Wednesday, May 31, 2006

Poetry Thursday- Kindness

Someone told me recently that I was the kindest person they had ever met, and frankly, I was surprised. I don't consciously think about what it means to be "kind." I try to treat others as I would wish to be treated, but I think that true kindness is much more selfless than I could ever pretend to be, and demands a willingness to sacrifice and a depth of experience that I have never faced. This poem by Naomi Shihab Nye expresses what I feel kindness demands. I can only hope to have true kindess "go everywhere with me, like a shadow or a friend."


Before you know what kindness really is
you must lose things,
feel the future dissolve in a moment
like salt in a weakened broth.
What you held in your hand,
what you counted and carefully saved
all this must go so you know
how desolate the landscape can be
between the regions of kindness.
How you ride and ride
thinking the bus will never stop,
the passengers eating maize and chicken
will stare out the window forever.

Before you learn the tender gravity of kindness.
you must travel where the Indian in a white poncho
lies dead beside the road.
You must see how this could be you,
how he too was someone who journeyed through the night with plans
and the simple breath that kept him alive.

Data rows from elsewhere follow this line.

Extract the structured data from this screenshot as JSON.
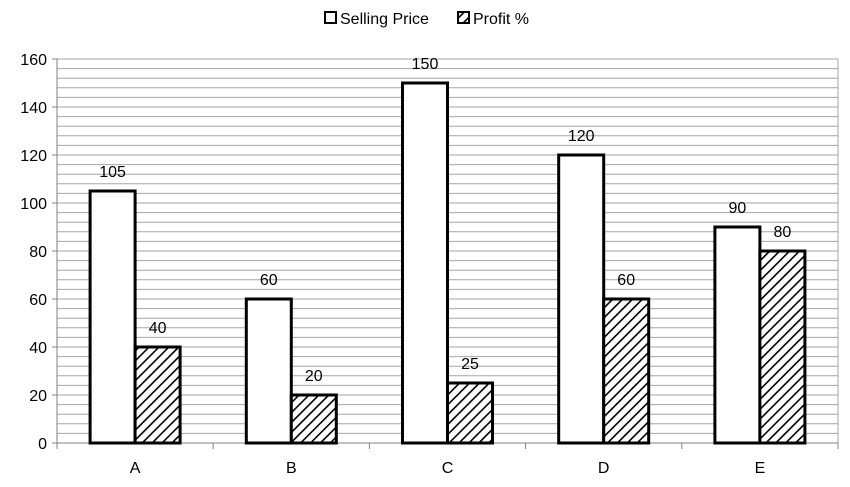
{
  "chart_data": {
    "type": "bar",
    "categories": [
      "A",
      "B",
      "C",
      "D",
      "E"
    ],
    "series": [
      {
        "name": "Selling Price",
        "values": [
          105,
          60,
          150,
          120,
          90
        ],
        "fill": "plain"
      },
      {
        "name": "Profit %",
        "values": [
          40,
          20,
          25,
          60,
          80
        ],
        "fill": "hatched"
      }
    ],
    "ylim": [
      0,
      160
    ],
    "yticks": [
      0,
      20,
      40,
      60,
      80,
      100,
      120,
      140,
      160
    ],
    "grid": true,
    "legend_position": "top-center",
    "data_labels": true,
    "title": "",
    "xlabel": "",
    "ylabel": ""
  },
  "colors": {
    "bar_stroke": "#000000",
    "bar_fill": "#ffffff",
    "grid": "#a6a6a6",
    "axis": "#808080"
  }
}
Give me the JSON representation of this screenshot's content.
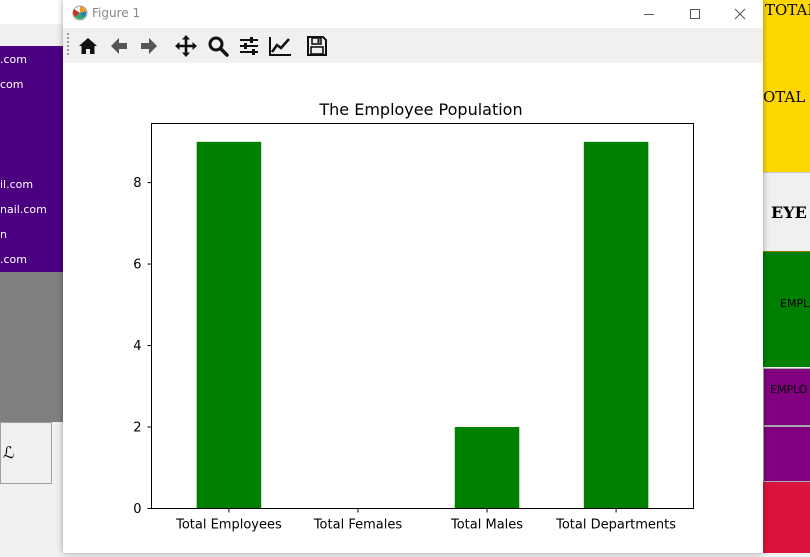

Before you know kindness as the deepest thing inside,
you must know sorrow as the other deepest thing.
You must speak to it till your voice
catches the thread of all sorrows
and you see the size of the cloth.

Then it is only kindness that makes sense anymore,
only kindness that ties your shoes
and sends you out into the day to mail letters and purchase bread,
only kindness that raises it head
from the crowd of the world to say
It is I you have been looking for,
and then goes with you everywhere
like a shadow or a friend.

Naomi Shihab Nye

3 Comments:

Blogger paris parfait said...

Beautiful and haunting; a reminder of how often people make sacrifices for others.

6/01/2006  
Blogger Jim Brock said...

Yes! Kindness is much more than just about being polite.

6/01/2006  
Blogger susanlavonne said...

I never thought about kindness in this manner...to realize what it means to be the recipient makes you more conscious of its effect. It is an act of humility in that sense and not just an act of good manners.